Nous insistons depuis 3 ans « au devoir de mémoire », solde à La Grande Guerre que nous tentons d’expliquer à nos enfants pour découvrir à quel point « notre idéal démocratique » vaut quelque chose. J’ai des doutes, j’en ai toujours eus, j’ai cette angoisse bête et idiote que ce message de liberté ne passe plus, j’essaie de manière malhabile de raconter des choses dont j’ignore jusqu’à ne pas concevoir le mal. Je n’ai jamais connu la chair meurtrie, la vie assassinée sinon comme enseignant, celle de l’actualité et des livres d’histoires à raconter ou à expliquer dans mes classes mais plus comme avant.
Comme en Croatie l’année dernière, il y a le silence pesant. Tous les vieux de ce pays ont connu l’horreur, tous les parents d’aujourd’hui sont les petits-enfants de cet instant où un même peuple s’entre-déchire. Pol- Pot, les Khmers-Rouges, le génocide. S21. C’était hier, c’est encore ‘aujourd’hui.
S21, petite école, toute petite école,… une école, semblable à tant d’autres écoles, ça aurait pu être la mienne. Quand on entre dans la cour centrale, la surprise vient du vent qui illumine une minute de silence. Drôle d’image mais ressentie. Une brise qui casse l’audio-guide, une envie d’écouter, de respirer. Mes enfants me regardent, ils savent que nous y tenons tous les deux, Charlotte et moi à cet instant. Petite parenthèse sur un voyage mais une volonté de leur transmettre ce petit message que Noé rapporte lui-même si bien dans cette vidéo (avec le nouveau micro pour la première fois, quelques petites interférences mais quel talent de reporter !), écoutez plutôt !
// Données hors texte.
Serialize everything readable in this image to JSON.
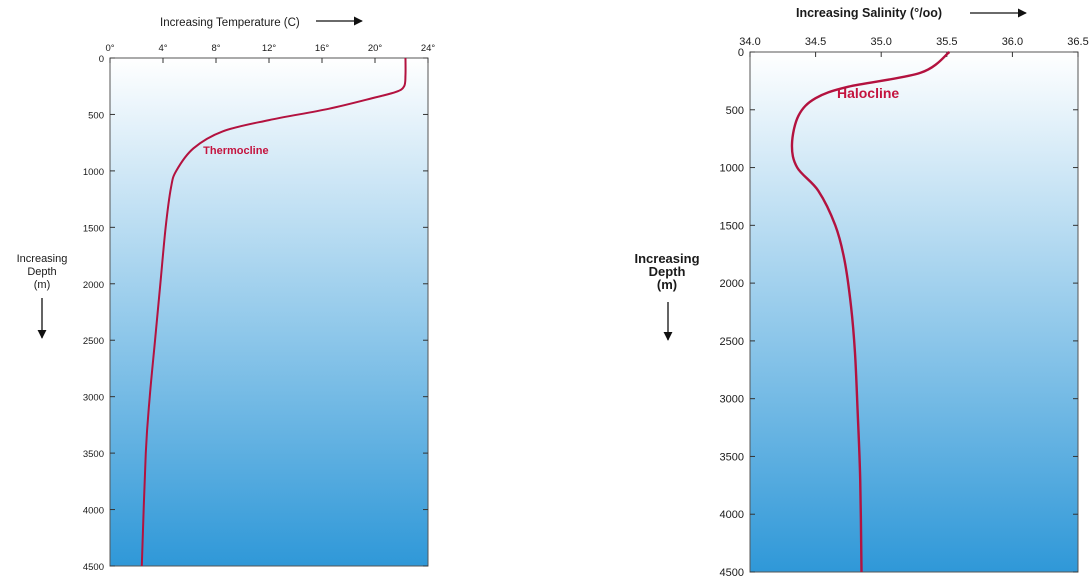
{
  "colors": {
    "curve": "#b3123f",
    "annotation": "#c4143f",
    "gradient_top": "#ffffff",
    "gradient_bottom": "#2f98d8",
    "frame": "#555555"
  },
  "chart_data": [
    {
      "type": "line",
      "title": "",
      "xlabel": "Increasing Temperature (C)",
      "ylabel": "Increasing Depth (m)",
      "ylabel_lines": [
        "Increasing",
        "Depth",
        "(m)"
      ],
      "x_axis_position": "top",
      "x_tick_labels": [
        "0°",
        "4°",
        "8°",
        "12°",
        "16°",
        "20°",
        "24°"
      ],
      "x_ticks": [
        0,
        4,
        8,
        12,
        16,
        20,
        24
      ],
      "y_tick_labels": [
        "0",
        "500",
        "1000",
        "1500",
        "2000",
        "2500",
        "3000",
        "3500",
        "4000",
        "4500"
      ],
      "y_ticks": [
        0,
        500,
        1000,
        1500,
        2000,
        2500,
        3000,
        3500,
        4000,
        4500
      ],
      "xlim": [
        0,
        24
      ],
      "ylim": [
        0,
        4500
      ],
      "y_inverted": true,
      "grid": false,
      "annotations": [
        {
          "text": "Thermocline",
          "x": 9.5,
          "y": 850
        }
      ],
      "series": [
        {
          "x": [
            22.3,
            22.3,
            22.2,
            21.6,
            20.0,
            16.5,
            12.0,
            8.5,
            6.3,
            5.0,
            4.6,
            4.2,
            3.8,
            3.4,
            3.0,
            2.7,
            2.4
          ],
          "y": [
            0,
            150,
            250,
            300,
            350,
            450,
            550,
            650,
            800,
            1000,
            1150,
            1500,
            2000,
            2500,
            3000,
            3500,
            4500
          ]
        }
      ]
    },
    {
      "type": "line",
      "title": "",
      "xlabel": "Increasing Salinity (°/oo)",
      "ylabel": "Increasing Depth (m)",
      "ylabel_lines": [
        "Increasing",
        "Depth",
        "(m)"
      ],
      "x_axis_position": "top",
      "x_tick_labels": [
        "34.0",
        "34.5",
        "35.0",
        "35.5",
        "36.0",
        "36.5"
      ],
      "x_ticks": [
        34.0,
        34.5,
        35.0,
        35.5,
        36.0,
        36.5
      ],
      "y_tick_labels": [
        "0",
        "500",
        "1000",
        "1500",
        "2000",
        "2500",
        "3000",
        "3500",
        "4000",
        "4500"
      ],
      "y_ticks": [
        0,
        500,
        1000,
        1500,
        2000,
        2500,
        3000,
        3500,
        4000,
        4500
      ],
      "xlim": [
        34.0,
        36.5
      ],
      "ylim": [
        0,
        4500
      ],
      "y_inverted": true,
      "grid": false,
      "annotations": [
        {
          "text": "Halocline",
          "x": 34.9,
          "y": 400
        }
      ],
      "series": [
        {
          "x": [
            35.52,
            35.3,
            34.75,
            34.5,
            34.37,
            34.32,
            34.36,
            34.52,
            34.65,
            34.72,
            34.77,
            34.8,
            34.82,
            34.84,
            34.85
          ],
          "y": [
            0,
            180,
            300,
            400,
            550,
            800,
            1000,
            1200,
            1500,
            1800,
            2200,
            2600,
            3100,
            3700,
            4500
          ]
        }
      ]
    }
  ]
}
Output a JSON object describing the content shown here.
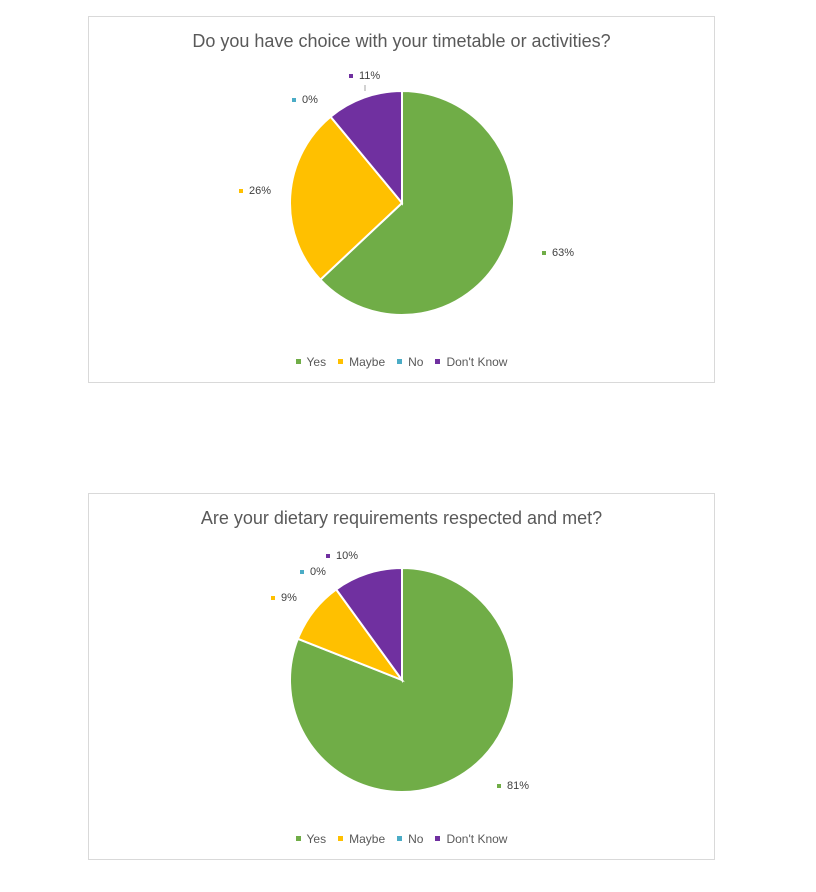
{
  "chart_data": [
    {
      "type": "pie",
      "title": "Do you have choice with your timetable or activities?",
      "categories": [
        "Yes",
        "Maybe",
        "No",
        "Don't Know"
      ],
      "values": [
        63,
        26,
        0,
        11
      ],
      "labels": [
        "63%",
        "26%",
        "0%",
        "11%"
      ],
      "colors": [
        "#70ad47",
        "#ffc000",
        "#4bacc6",
        "#7030a0"
      ],
      "legend_position": "bottom"
    },
    {
      "type": "pie",
      "title": "Are your dietary requirements respected and met?",
      "categories": [
        "Yes",
        "Maybe",
        "No",
        "Don't Know"
      ],
      "values": [
        81,
        9,
        0,
        10
      ],
      "labels": [
        "81%",
        "9%",
        "0%",
        "10%"
      ],
      "colors": [
        "#70ad47",
        "#ffc000",
        "#4bacc6",
        "#7030a0"
      ],
      "legend_position": "bottom"
    }
  ]
}
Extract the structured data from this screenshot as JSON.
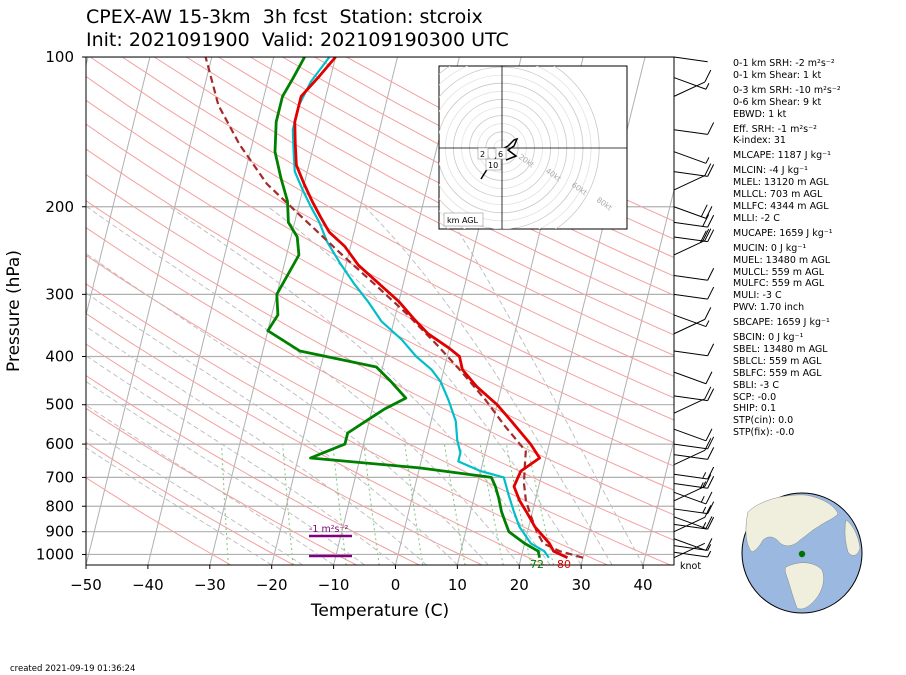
{
  "header": {
    "line1": "CPEX-AW 15-3km  3h fcst  Station: stcroix",
    "line2": "Init: 2021091900  Valid: 202109190300 UTC"
  },
  "footer": {
    "created": "created 2021-09-19 01:36:24"
  },
  "parameters": [
    "0-1 km SRH: -2 m²s⁻²",
    "0-1 km Shear: 1 kt",
    "0-3 km SRH: -10 m²s⁻²",
    "0-6 km Shear: 9 kt",
    "EBWD: 1 kt",
    "Eff. SRH: -1 m²s⁻²",
    "K-index: 31",
    "MLCAPE: 1187 J kg⁻¹",
    "MLCIN: -4 J kg⁻¹",
    "MLEL: 13120 m AGL",
    "MLLCL: 703 m AGL",
    "MLLFC: 4344 m AGL",
    "MLLI: -2 C",
    "MUCAPE: 1659 J kg⁻¹",
    "MUCIN: 0 J kg⁻¹",
    "MUEL: 13480 m AGL",
    "MULCL: 559 m AGL",
    "MULFC: 559 m AGL",
    "MULI: -3 C",
    "PWV: 1.70 inch",
    "SBCAPE: 1659 J kg⁻¹",
    "SBCIN: 0 J kg⁻¹",
    "SBEL: 13480 m AGL",
    "SBLCL: 559 m AGL",
    "SBLFC: 559 m AGL",
    "SBLI: -3 C",
    "SCP: -0.0",
    "SHIP: 0.1",
    "STP(cin): 0.0",
    "STP(fix): -0.0"
  ],
  "colors": {
    "temperature": "#e00000",
    "dewpoint": "#008000",
    "wetbulb": "#00bfc8",
    "parcel": "#a52a2a",
    "dry_adiabat": "#f4a0a0",
    "moist_adiabat": "#bbbbbb",
    "mixing_ratio": "#88c888",
    "srh_bar": "#800080",
    "globe_ocean": "#9ab8e0",
    "globe_land": "#f0eedc"
  },
  "chart_data": {
    "type": "line",
    "title": "CPEX-AW 15-3km  3h fcst  Station: stcroix",
    "xlabel": "Temperature (C)",
    "ylabel": "Pressure (hPa)",
    "xlim": [
      -50,
      45
    ],
    "ylim": [
      1050,
      100
    ],
    "y_scale": "log",
    "x_ticks": [
      "−50",
      "−40",
      "−30",
      "−20",
      "−10",
      "0",
      "10",
      "20",
      "30",
      "40"
    ],
    "y_ticks": [
      "100",
      "200",
      "300",
      "400",
      "500",
      "600",
      "700",
      "800",
      "900",
      "1000"
    ],
    "surface_labels": {
      "dewpoint": "72",
      "temperature": "80",
      "wind_unit": "knot"
    },
    "srh_label": "-1 m²s⁻²",
    "series": [
      {
        "name": "temperature",
        "points": [
          [
            27.5,
            1015
          ],
          [
            25,
            985
          ],
          [
            24,
            950
          ],
          [
            21,
            880
          ],
          [
            19,
            820
          ],
          [
            17.5,
            780
          ],
          [
            16,
            730
          ],
          [
            16.5,
            680
          ],
          [
            19,
            640
          ],
          [
            17,
            600
          ],
          [
            13,
            540
          ],
          [
            10,
            500
          ],
          [
            6,
            460
          ],
          [
            3,
            425
          ],
          [
            2,
            400
          ],
          [
            0,
            385
          ],
          [
            -4,
            360
          ],
          [
            -7,
            335
          ],
          [
            -10,
            310
          ],
          [
            -14,
            285
          ],
          [
            -18,
            262
          ],
          [
            -21,
            240
          ],
          [
            -24,
            225
          ],
          [
            -26,
            210
          ],
          [
            -28,
            195
          ],
          [
            -30,
            180
          ],
          [
            -32,
            165
          ],
          [
            -33,
            150
          ],
          [
            -34,
            135
          ],
          [
            -34,
            120
          ],
          [
            -32,
            110
          ],
          [
            -30,
            100
          ]
        ]
      },
      {
        "name": "dewpoint",
        "points": [
          [
            23,
            1015
          ],
          [
            22.5,
            985
          ],
          [
            20,
            950
          ],
          [
            17,
            900
          ],
          [
            16,
            860
          ],
          [
            15,
            820
          ],
          [
            14,
            770
          ],
          [
            13,
            730
          ],
          [
            12,
            700
          ],
          [
            0,
            670
          ],
          [
            -18,
            640
          ],
          [
            -13,
            600
          ],
          [
            -13,
            570
          ],
          [
            -11,
            545
          ],
          [
            -8,
            510
          ],
          [
            -5,
            485
          ],
          [
            -8,
            450
          ],
          [
            -11,
            420
          ],
          [
            -24,
            390
          ],
          [
            -30,
            355
          ],
          [
            -29,
            330
          ],
          [
            -30,
            300
          ],
          [
            -28,
            250
          ],
          [
            -29,
            230
          ],
          [
            -31,
            215
          ],
          [
            -32,
            195
          ],
          [
            -34,
            175
          ],
          [
            -36,
            155
          ],
          [
            -37,
            135
          ],
          [
            -37,
            120
          ],
          [
            -36,
            110
          ],
          [
            -35,
            100
          ]
        ]
      },
      {
        "name": "wetbulb",
        "points": [
          [
            24.5,
            1015
          ],
          [
            23.5,
            985
          ],
          [
            21,
            950
          ],
          [
            18.5,
            880
          ],
          [
            17,
            820
          ],
          [
            15.5,
            760
          ],
          [
            14,
            700
          ],
          [
            10,
            680
          ],
          [
            6,
            650
          ],
          [
            6,
            625
          ],
          [
            5,
            590
          ],
          [
            4,
            540
          ],
          [
            2,
            490
          ],
          [
            0,
            450
          ],
          [
            -2,
            425
          ],
          [
            -5,
            400
          ],
          [
            -8,
            370
          ],
          [
            -12,
            340
          ],
          [
            -15,
            310
          ],
          [
            -18,
            285
          ],
          [
            -21,
            260
          ],
          [
            -24,
            235
          ],
          [
            -26,
            215
          ],
          [
            -28,
            200
          ],
          [
            -30,
            185
          ],
          [
            -32,
            170
          ],
          [
            -33,
            155
          ],
          [
            -34,
            140
          ],
          [
            -34,
            125
          ],
          [
            -33,
            112
          ],
          [
            -31,
            100
          ]
        ]
      },
      {
        "name": "parcel",
        "points": [
          [
            30,
            1015
          ],
          [
            26,
            985
          ],
          [
            23,
            950
          ],
          [
            21.5,
            900
          ],
          [
            20,
            840
          ],
          [
            18.5,
            780
          ],
          [
            17.5,
            720
          ],
          [
            17,
            670
          ],
          [
            16.5,
            620
          ],
          [
            12,
            550
          ],
          [
            8,
            490
          ],
          [
            3,
            430
          ],
          [
            -2,
            380
          ],
          [
            -8,
            330
          ],
          [
            -14,
            290
          ],
          [
            -21,
            250
          ],
          [
            -29,
            210
          ],
          [
            -36,
            180
          ],
          [
            -42,
            150
          ],
          [
            -47,
            125
          ],
          [
            -51,
            100
          ]
        ]
      }
    ],
    "wind_barbs_kt": [
      [
        1015,
        2
      ],
      [
        990,
        5
      ],
      [
        960,
        8
      ],
      [
        930,
        10
      ],
      [
        900,
        12
      ],
      [
        870,
        15
      ],
      [
        840,
        12
      ],
      [
        810,
        15
      ],
      [
        780,
        15
      ],
      [
        750,
        15
      ],
      [
        720,
        15
      ],
      [
        690,
        15
      ],
      [
        660,
        12
      ],
      [
        630,
        10
      ],
      [
        600,
        12
      ],
      [
        560,
        12
      ],
      [
        520,
        12
      ],
      [
        480,
        12
      ],
      [
        430,
        10
      ],
      [
        390,
        10
      ],
      [
        360,
        10
      ],
      [
        330,
        5
      ],
      [
        300,
        10
      ],
      [
        275,
        10
      ],
      [
        250,
        20
      ],
      [
        230,
        20
      ],
      [
        215,
        20
      ],
      [
        200,
        20
      ],
      [
        185,
        10
      ],
      [
        170,
        10
      ],
      [
        155,
        5
      ],
      [
        140,
        10
      ],
      [
        120,
        10
      ],
      [
        110,
        5
      ],
      [
        100,
        2
      ]
    ],
    "hodograph": {
      "ring_labels": [
        "20kt",
        "40kt",
        "60kt",
        "80kt"
      ],
      "km_labels": [
        "2",
        "6",
        "10"
      ],
      "legend": "km AGL"
    },
    "globe": {
      "station": "stcroix"
    }
  }
}
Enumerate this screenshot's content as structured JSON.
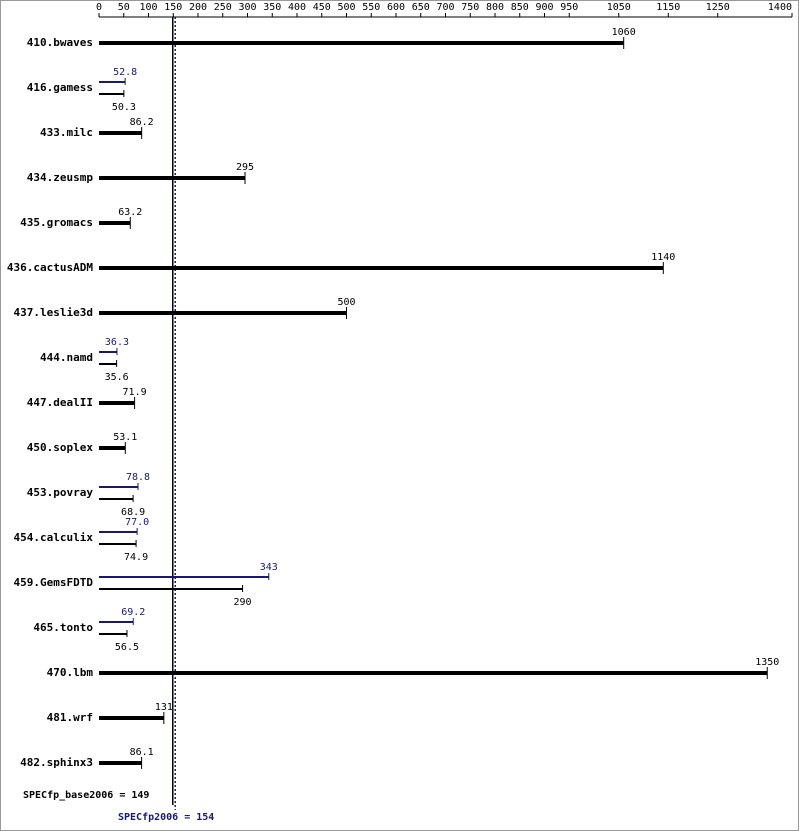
{
  "chart_data": {
    "type": "bar",
    "orientation": "horizontal",
    "categories": [
      "410.bwaves",
      "416.gamess",
      "433.milc",
      "434.zeusmp",
      "435.gromacs",
      "436.cactusADM",
      "437.leslie3d",
      "444.namd",
      "447.dealII",
      "450.soplex",
      "453.povray",
      "454.calculix",
      "459.GemsFDTD",
      "465.tonto",
      "470.lbm",
      "481.wrf",
      "482.sphinx3"
    ],
    "series": [
      {
        "color": "#000000",
        "values": [
          1060,
          50.3,
          86.2,
          295,
          63.2,
          1140,
          500,
          35.6,
          71.9,
          53.1,
          68.9,
          74.9,
          290,
          56.5,
          1350,
          131,
          86.1
        ]
      },
      {
        "color": "#191970",
        "values": [
          null,
          52.8,
          null,
          null,
          null,
          null,
          null,
          36.3,
          null,
          null,
          78.8,
          77.0,
          343,
          69.2,
          null,
          null,
          null
        ],
        "value_labels": [
          null,
          "52.8",
          null,
          null,
          null,
          null,
          null,
          "36.3",
          null,
          null,
          "78.8",
          "77.0",
          "343",
          "69.2",
          null,
          null,
          null
        ]
      }
    ],
    "xlim": [
      0,
      1400
    ],
    "xticks": [
      0,
      50,
      100,
      150,
      200,
      250,
      300,
      350,
      400,
      450,
      500,
      550,
      600,
      650,
      700,
      750,
      800,
      850,
      900,
      950,
      1050,
      1150,
      1250,
      1400
    ],
    "reference_lines": [
      {
        "label": "SPECfp_base2006 = 149",
        "value": 149,
        "color": "#000000",
        "style": "solid"
      },
      {
        "label": "SPECfp2006 = 154",
        "value": 154,
        "color": "#191970",
        "style": "dotted"
      }
    ]
  }
}
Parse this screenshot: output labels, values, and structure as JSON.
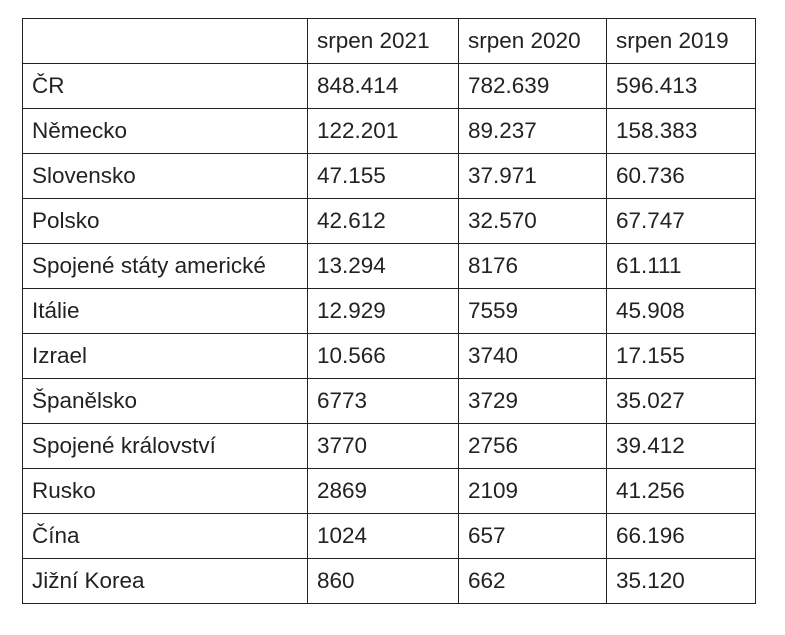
{
  "table": {
    "header": [
      "srpen 2021",
      "srpen 2020",
      "srpen 2019"
    ],
    "rows": [
      [
        "ČR",
        "848.414",
        "782.639",
        "596.413"
      ],
      [
        "Německo",
        "122.201",
        "89.237",
        "158.383"
      ],
      [
        "Slovensko",
        "47.155",
        "37.971",
        "60.736"
      ],
      [
        "Polsko",
        "42.612",
        "32.570",
        "67.747"
      ],
      [
        "Spojené státy americké",
        "13.294",
        "8176",
        "61.111"
      ],
      [
        "Itálie",
        "12.929",
        "7559",
        "45.908"
      ],
      [
        "Izrael",
        "10.566",
        "3740",
        "17.155"
      ],
      [
        "Španělsko",
        "6773",
        "3729",
        "35.027"
      ],
      [
        "Spojené království",
        "3770",
        "2756",
        "39.412"
      ],
      [
        "Rusko",
        "2869",
        "2109",
        "41.256"
      ],
      [
        "Čína",
        "1024",
        "657",
        "66.196"
      ],
      [
        "Jižní Korea",
        "860",
        "662",
        "35.120"
      ]
    ]
  }
}
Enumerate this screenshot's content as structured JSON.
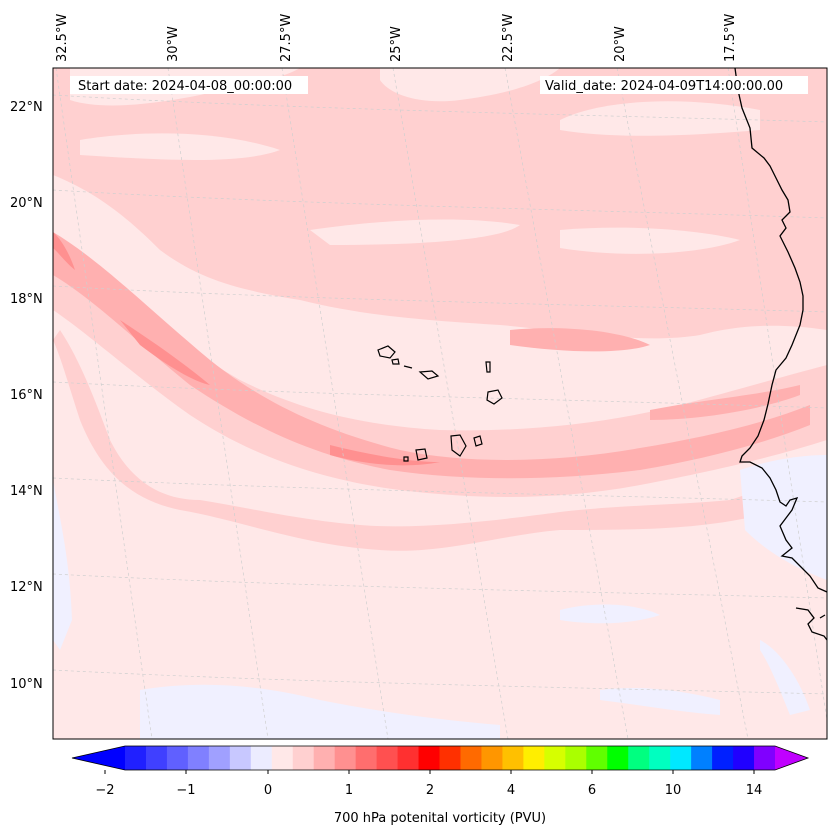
{
  "header": {
    "start_date": "Start date: 2024-04-08_00:00:00",
    "valid_date": "Valid_date: 2024-04-09T14:00:00.00"
  },
  "map": {
    "lon_labels": [
      "32.5°W",
      "30°W",
      "27.5°W",
      "25°W",
      "22.5°W",
      "20°W",
      "17.5°W"
    ],
    "lat_labels": [
      "22°N",
      "20°N",
      "18°N",
      "16°N",
      "14°N",
      "12°N",
      "10°N"
    ],
    "region": "Cape Verde / West African coast",
    "field": "700 hPa potential vorticity"
  },
  "colorbar": {
    "title": "700 hPa potenital vorticity (PVU)",
    "tick_labels": [
      "−2",
      "−1",
      "0",
      "1",
      "2",
      "4",
      "6",
      "10",
      "14"
    ],
    "colors": [
      "#0000ff",
      "#2020ff",
      "#4040ff",
      "#6060ff",
      "#8080ff",
      "#a0a0ff",
      "#c8c8ff",
      "#ececff",
      "#ffe8e8",
      "#ffd0d0",
      "#ffb0b0",
      "#ff9090",
      "#ff6e6e",
      "#ff5050",
      "#ff3030",
      "#ff0000",
      "#ff3000",
      "#ff6a00",
      "#ff9600",
      "#ffc000",
      "#ffee00",
      "#d6ff00",
      "#aaff00",
      "#60ff00",
      "#00ff00",
      "#00ff80",
      "#00ffc0",
      "#00e8ff",
      "#0080ff",
      "#0020ff",
      "#2000ff",
      "#8000ff",
      "#c000ff"
    ]
  }
}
Quelques photos de l’horreur, prise de conscience, regards troublés, et beaucoup d’ignorance; l’inimaginable dépassé, l’horreur un peu appréhendé, le vide des cellules, des classes où jadis on pouvait encore entendre les cris de joie des enfants. On pourrait sans problème imaginer des centaines d’enfants,… Une école d’hier, aujourd’hui, l’absence de cris, de sang,… avec un peu d’imagination, ce jardin devient le sanctuaire de nos propres culpabilités. Les nôtres? Celle de l’humanité… Combien seront-nous à ne pas oublier ces visages ? Sans audio-guide, Eléonore regarde avec ses yeux d’enfants, écoute et ressent. Pour elle, une école, c’est un lieu de joie. Ici, il y a de l’émotion, palpable, elle est très touchée. Qui ne le serait pas ?
S21 ! Un trait d’histoire, une mémoire,…J’ai besoin de leurs photos pour me souvenir,… de personnes que je ne connais pas mais qui n’avaient certainement pas mérité ça ! Mon « Sarajevo » ou mon « Zaïda ou Zoulika » ou mon « Rwanda ». Petites chansons adolescentes. Déjà au passé, du temps où je vivais de musique et de poésie. Reviennent à moi leurs noms. Ici, des regards, des visages, des journaux télévisés.
S21 ? Je regarde les yeux des Cambodgiens, la jeunesse refleurit et ne veut plus en parler. Les anciens se taisent, dans un silence doux mais combien de douleurs et meurtrissures ?
S21 ? Il parait que l’Homme capable du pire est tombé, les Cambodgiens revivent.
Qu’en ferons-nous de cet avenir ?
La réponse d’un avenir meilleur donné dans les messages écrits sur les murs, donnés aux enfants.